The Tragedy of the Korosko eBook

This eBook from the Gutenberg Project consists of approximately 173 pages of information about The Tragedy of the Korosko.

“Shut up!” whispered the Colonel, and the party shuffled on down the line of the wall with their faces up and their big hats thrown backwards.  The sun behind them struck the old grey masonry with a brassy glare, and carried on to it the strange black shadows of the tourists, mixing them up with the grim, high-nosed, square-shouldered warriors, and the grotesque, rigid deities who lined it.  The broad shadow of the Reverend John Stuart, of Birmingham, smudged out both the heathen King and the god whom he worshipped.

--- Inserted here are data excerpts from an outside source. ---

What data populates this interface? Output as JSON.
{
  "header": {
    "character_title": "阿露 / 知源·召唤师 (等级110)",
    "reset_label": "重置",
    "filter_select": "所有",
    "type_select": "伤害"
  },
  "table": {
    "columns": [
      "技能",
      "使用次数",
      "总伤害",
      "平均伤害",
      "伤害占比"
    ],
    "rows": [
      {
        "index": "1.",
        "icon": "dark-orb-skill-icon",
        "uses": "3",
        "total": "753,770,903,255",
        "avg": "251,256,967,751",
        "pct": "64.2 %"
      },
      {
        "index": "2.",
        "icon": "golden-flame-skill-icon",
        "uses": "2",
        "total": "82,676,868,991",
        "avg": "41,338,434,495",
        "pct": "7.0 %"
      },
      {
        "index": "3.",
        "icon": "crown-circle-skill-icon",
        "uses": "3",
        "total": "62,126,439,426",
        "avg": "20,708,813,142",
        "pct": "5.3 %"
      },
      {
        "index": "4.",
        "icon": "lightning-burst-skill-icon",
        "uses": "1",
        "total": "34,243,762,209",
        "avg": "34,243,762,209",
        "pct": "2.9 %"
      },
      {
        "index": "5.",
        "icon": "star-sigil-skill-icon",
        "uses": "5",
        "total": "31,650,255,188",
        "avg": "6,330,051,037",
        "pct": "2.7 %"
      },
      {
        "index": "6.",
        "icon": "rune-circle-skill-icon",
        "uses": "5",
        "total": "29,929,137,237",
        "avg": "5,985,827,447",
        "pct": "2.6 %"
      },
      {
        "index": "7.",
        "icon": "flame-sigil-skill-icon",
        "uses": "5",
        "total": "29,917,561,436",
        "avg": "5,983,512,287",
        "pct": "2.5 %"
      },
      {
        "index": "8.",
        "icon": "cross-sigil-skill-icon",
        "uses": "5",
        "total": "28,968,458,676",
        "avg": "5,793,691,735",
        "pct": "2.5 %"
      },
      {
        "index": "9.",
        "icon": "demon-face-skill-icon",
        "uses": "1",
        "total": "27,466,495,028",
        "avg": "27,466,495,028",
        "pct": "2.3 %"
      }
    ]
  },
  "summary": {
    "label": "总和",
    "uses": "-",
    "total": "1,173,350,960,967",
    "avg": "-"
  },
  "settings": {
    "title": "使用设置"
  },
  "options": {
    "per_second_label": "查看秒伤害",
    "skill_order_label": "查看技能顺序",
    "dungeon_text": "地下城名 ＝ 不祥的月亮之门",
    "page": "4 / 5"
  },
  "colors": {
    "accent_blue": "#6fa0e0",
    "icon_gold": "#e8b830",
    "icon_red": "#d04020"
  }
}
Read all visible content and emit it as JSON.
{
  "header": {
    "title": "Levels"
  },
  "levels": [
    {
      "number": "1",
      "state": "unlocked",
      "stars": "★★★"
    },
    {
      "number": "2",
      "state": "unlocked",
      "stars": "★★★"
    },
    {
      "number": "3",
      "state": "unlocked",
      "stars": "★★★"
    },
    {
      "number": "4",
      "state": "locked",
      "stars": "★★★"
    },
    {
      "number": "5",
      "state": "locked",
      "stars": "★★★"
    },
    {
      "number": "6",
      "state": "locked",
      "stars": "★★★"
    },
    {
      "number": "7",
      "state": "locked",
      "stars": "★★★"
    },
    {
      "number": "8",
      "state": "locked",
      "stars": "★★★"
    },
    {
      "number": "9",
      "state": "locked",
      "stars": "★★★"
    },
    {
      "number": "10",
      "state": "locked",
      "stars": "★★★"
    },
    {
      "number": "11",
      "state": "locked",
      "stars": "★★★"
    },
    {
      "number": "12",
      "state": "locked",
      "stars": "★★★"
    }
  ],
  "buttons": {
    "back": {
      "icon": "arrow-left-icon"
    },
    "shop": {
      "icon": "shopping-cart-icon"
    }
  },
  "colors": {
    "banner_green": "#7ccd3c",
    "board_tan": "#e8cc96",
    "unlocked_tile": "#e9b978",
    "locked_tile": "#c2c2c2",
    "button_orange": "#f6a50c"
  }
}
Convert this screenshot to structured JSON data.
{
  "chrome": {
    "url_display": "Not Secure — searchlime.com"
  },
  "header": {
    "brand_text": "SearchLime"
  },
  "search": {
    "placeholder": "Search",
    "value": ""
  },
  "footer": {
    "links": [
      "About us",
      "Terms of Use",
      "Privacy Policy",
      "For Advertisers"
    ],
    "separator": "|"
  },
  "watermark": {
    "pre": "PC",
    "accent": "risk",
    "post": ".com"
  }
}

“What’s this?” he was asking in his wheezy voice, pointing up with a yellow Assouan cane.

“That is a hippopotamus,” said the dragoman; and the tourists all tittered, for there was just a suspicion of Mr. Stuart himself in the carving.

“But it isn’t bigger than a little pig,” he protested.  “You see that the King is putting his spear through it with ease.”

“They make it small to show that it was a very small thing to the King,” said the dragoman.  “So you see that all the King’s prisoners do not exceed his knee—­which is not because he was so much taller, but so much more powerful.  You see that he is bigger than his horse, because he is a king and the other is only a horse.  The same way, these small women whom you see here and there are just his trivial little wives.”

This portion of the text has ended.